We have also recently published several manuscripts about the proposed training, including:
- Demšar J, Zupan B (2021) Hands-on training about overfitting, PLOS Computational Biology 17(3): e1008671.
- Godec P, Pančur M, Ilenič N, Čopar A, Stražar M, Erjavec A, Pretnar A, Demšar J, Starič A, Toplak M, Žagar L, Hartman J, Wang H, Bellazzi R, Petrovič U, Garagna S, Zuccotti M, Park D, Shaulsky G, Zupan B (2019) Democratized image analytics by visual programming through integration of deep models and small-scale machine learning, Nature Communications 10(1):4551.
- Stražar M, Žagar L, Kokošar J, Tanko V, Erjavec A, Poličar P, Starič A, Demšar J, Shaulsky G, Menon V, Lamire A, Parikh A, and Zupan B (2019) scOrange – A Tool for Hands-On Training of Concepts from Single Cell Data Analytics, Bioinformatics 35(14):i4-i12.
Related to the type of training we propose to showcase in the tutorial are also short educational videos on data science in Orange available on YouTube.
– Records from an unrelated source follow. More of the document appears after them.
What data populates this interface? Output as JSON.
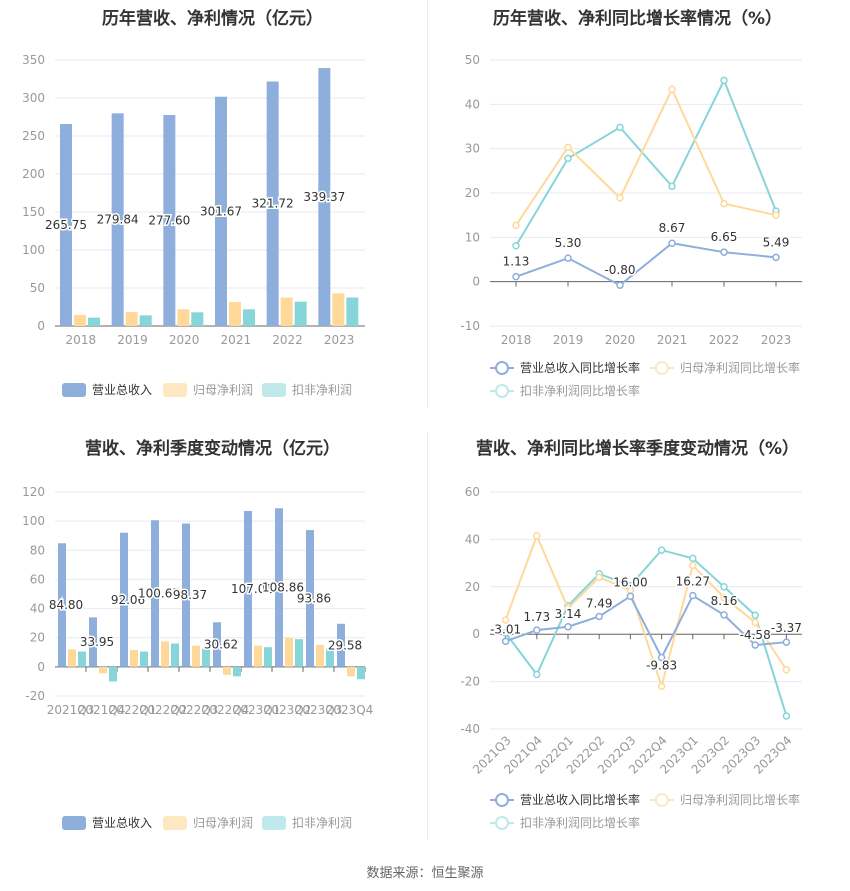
{
  "colors": {
    "revenue": "#8eaedb",
    "parent_np": "#ffd99a",
    "deducted_np": "#86d5d9",
    "revenue_light": "#8eaedb",
    "parent_light": "#ffe7c2",
    "deducted_light": "#bfe9eb",
    "grid": "#e6e9f2",
    "axis": "#666",
    "tick": "#999"
  },
  "footer": {
    "source": "数据来源：恒生聚源"
  },
  "chart_data": [
    {
      "type": "bar",
      "title": "历年营收、净利情况（亿元）",
      "categories": [
        "2018",
        "2019",
        "2020",
        "2021",
        "2022",
        "2023"
      ],
      "series": [
        {
          "name": "营业总收入",
          "values": [
            265.75,
            279.84,
            277.6,
            301.67,
            321.72,
            339.37
          ]
        },
        {
          "name": "归母净利润",
          "values": [
            14.5,
            18.5,
            22.0,
            31.5,
            37.5,
            43.0
          ]
        },
        {
          "name": "扣非净利润",
          "values": [
            11.0,
            14.0,
            18.0,
            22.0,
            32.0,
            37.5
          ]
        }
      ],
      "yticks": [
        0,
        50,
        100,
        150,
        200,
        250,
        300,
        350
      ],
      "ylim": [
        0,
        350
      ],
      "data_labels": [
        "265.75",
        "279.84",
        "277.60",
        "301.67",
        "321.72",
        "339.37"
      ],
      "legend": [
        "营业总收入",
        "归母净利润",
        "扣非净利润"
      ],
      "legend_position": "bottom",
      "grid": true
    },
    {
      "type": "line",
      "title": "历年营收、净利同比增长率情况（%）",
      "categories": [
        "2018",
        "2019",
        "2020",
        "2021",
        "2022",
        "2023"
      ],
      "series": [
        {
          "name": "营业总收入同比增长率",
          "values": [
            1.13,
            5.3,
            -0.8,
            8.67,
            6.65,
            5.49
          ]
        },
        {
          "name": "归母净利润同比增长率",
          "values": [
            12.7,
            30.3,
            18.9,
            43.4,
            17.6,
            15.0
          ]
        },
        {
          "name": "扣非净利润同比增长率",
          "values": [
            8.1,
            27.8,
            34.8,
            21.5,
            45.4,
            15.9
          ]
        }
      ],
      "yticks": [
        -10,
        0,
        10,
        20,
        30,
        40,
        50
      ],
      "ylim": [
        -10,
        50
      ],
      "data_labels": [
        "1.13",
        "5.30",
        "-0.80",
        "8.67",
        "6.65",
        "5.49"
      ],
      "legend": [
        "营业总收入同比增长率",
        "归母净利润同比增长率",
        "扣非净利润同比增长率"
      ],
      "legend_position": "bottom",
      "grid": true
    },
    {
      "type": "bar",
      "title": "营收、净利季度变动情况（亿元）",
      "categories": [
        "2021Q3",
        "2021Q4",
        "2022Q1",
        "2022Q2",
        "2022Q3",
        "2022Q4",
        "2023Q1",
        "2023Q2",
        "2023Q3",
        "2023Q4"
      ],
      "series": [
        {
          "name": "营业总收入",
          "values": [
            84.8,
            33.95,
            92.06,
            100.65,
            98.37,
            30.62,
            107.01,
            108.86,
            93.86,
            29.58
          ]
        },
        {
          "name": "归母净利润",
          "values": [
            12.0,
            -4.5,
            11.5,
            17.5,
            14.5,
            -5.5,
            14.5,
            20.0,
            15.0,
            -6.5
          ]
        },
        {
          "name": "扣非净利润",
          "values": [
            10.5,
            -10.0,
            10.5,
            16.0,
            12.5,
            -6.5,
            13.5,
            19.0,
            12.5,
            -8.5
          ]
        }
      ],
      "yticks": [
        -20,
        0,
        20,
        40,
        60,
        80,
        100,
        120
      ],
      "ylim": [
        -20,
        120
      ],
      "data_labels": [
        "84.80",
        "33.95",
        "92.06",
        "100.65",
        "98.37",
        "30.62",
        "107.01",
        "108.86",
        "93.86",
        "29.58"
      ],
      "legend": [
        "营业总收入",
        "归母净利润",
        "扣非净利润"
      ],
      "legend_position": "bottom",
      "grid": true
    },
    {
      "type": "line",
      "title": "营收、净利同比增长率季度变动情况（%）",
      "categories": [
        "2021Q3",
        "2021Q4",
        "2022Q1",
        "2022Q2",
        "2022Q3",
        "2022Q4",
        "2023Q1",
        "2023Q2",
        "2023Q3",
        "2023Q4"
      ],
      "series": [
        {
          "name": "营业总收入同比增长率",
          "values": [
            -3.01,
            1.73,
            3.14,
            7.49,
            16.0,
            -9.83,
            16.27,
            8.16,
            -4.58,
            -3.37
          ]
        },
        {
          "name": "归母净利润同比增长率",
          "values": [
            6.0,
            41.5,
            11.0,
            24.0,
            18.5,
            -22.0,
            29.0,
            15.5,
            5.0,
            -15.0
          ]
        },
        {
          "name": "扣非净利润同比增长率",
          "values": [
            0.5,
            -17.0,
            12.0,
            25.5,
            20.5,
            35.5,
            32.0,
            20.0,
            8.0,
            -34.5
          ]
        }
      ],
      "yticks": [
        -40,
        -20,
        0,
        20,
        40,
        60
      ],
      "ylim": [
        -40,
        60
      ],
      "data_labels": [
        "-3.01",
        "1.73",
        "3.14",
        "7.49",
        "16.00",
        "-9.83",
        "16.27",
        "8.16",
        "-4.58",
        "-3.37"
      ],
      "legend": [
        "营业总收入同比增长率",
        "归母净利润同比增长率",
        "扣非净利润同比增长率"
      ],
      "legend_position": "bottom",
      "grid": true
    }
  ]
}
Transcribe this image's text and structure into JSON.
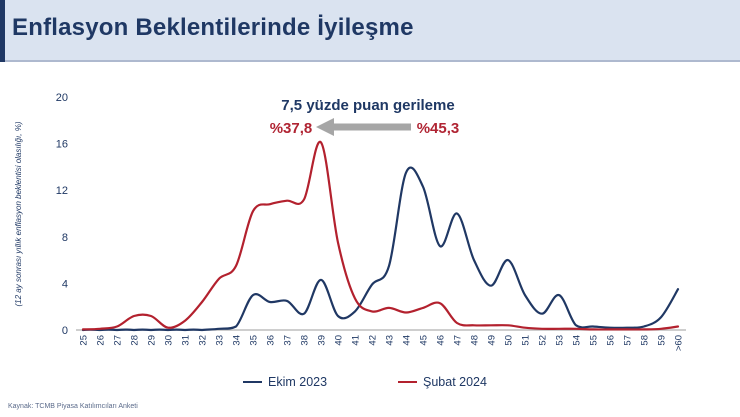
{
  "header": {
    "title": "Enflasyon Beklentilerinde İyileşme"
  },
  "annotation": {
    "headline": "7,5 yüzde puan gerileme",
    "left_value": "%37,8",
    "right_value": "%45,3"
  },
  "source": "Kaynak: TCMB Piyasa Katılımcıları Anketi",
  "colors": {
    "navy": "#1f3864",
    "red": "#b02433",
    "arrow_gray": "#a6a6a6",
    "header_bg": "#dae3f0",
    "axis_gray": "#b0b0b0"
  },
  "chart_data": {
    "type": "line",
    "title": "Enflasyon Beklentilerinde İyileşme",
    "xlabel": "",
    "ylabel": "(12 ay sonrası yıllık enflasyon beklentisi olasılığı, %)",
    "ylim": [
      0,
      20
    ],
    "yticks": [
      0,
      4,
      8,
      12,
      16,
      20
    ],
    "grid": false,
    "legend_position": "bottom",
    "categories": [
      "25",
      "26",
      "27",
      "28",
      "29",
      "30",
      "31",
      "32",
      "33",
      "34",
      "35",
      "36",
      "37",
      "38",
      "39",
      "40",
      "41",
      "42",
      "43",
      "44",
      "45",
      "46",
      "47",
      "48",
      "49",
      "50",
      "51",
      "52",
      "53",
      "54",
      "55",
      "56",
      "57",
      "58",
      "59",
      ">60"
    ],
    "series": [
      {
        "name": "Ekim 2023",
        "color": "#203864",
        "values": [
          0,
          0,
          0,
          0,
          0,
          0,
          0,
          0,
          0.1,
          0.3,
          3.0,
          2.4,
          2.5,
          1.4,
          4.3,
          1.2,
          1.6,
          3.9,
          5.5,
          13.5,
          12.3,
          7.2,
          10.0,
          6.0,
          3.8,
          6.0,
          3.0,
          1.4,
          3.0,
          0.4,
          0.3,
          0.2,
          0.2,
          0.3,
          1.1,
          3.5
        ]
      },
      {
        "name": "Şubat 2024",
        "color": "#b3212e",
        "values": [
          0.05,
          0.1,
          0.3,
          1.2,
          1.2,
          0.2,
          0.8,
          2.4,
          4.4,
          5.5,
          10.2,
          10.8,
          11.1,
          11.2,
          16.1,
          7.5,
          2.7,
          1.6,
          1.9,
          1.5,
          1.9,
          2.3,
          0.6,
          0.4,
          0.4,
          0.4,
          0.2,
          0.1,
          0.1,
          0.1,
          0.05,
          0.05,
          0.05,
          0.05,
          0.1,
          0.3
        ]
      }
    ],
    "annotations": {
      "headline": "7,5 yüzde puan gerileme",
      "subat_mean": "%37,8",
      "ekim_mean": "%45,3",
      "arrow_direction": "left"
    }
  }
}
Blaž Zupan, University of Ljubljana, Slovenia, and Baylor College of Medicine, Houston, USA
Prof. Dr. Blaž Zupan teaches artificial intelligence and machine learning at the University of Ljubljana and Baylor College of Medicine in Houston. His research has focused on explainable AI and combinations of machine learning and data visualization techniques. He runs a twenty-member bioinformatics laboratory, developing Orange, a comprehensive open-source toolbox for machine learning. Orange is a great data science training tool, and Zupan’s group has designed and carried out over a hundred hands-on workshops and courses in the past five years. Zupan has published his work in more than a hundred articles that have received over ten thousand citations.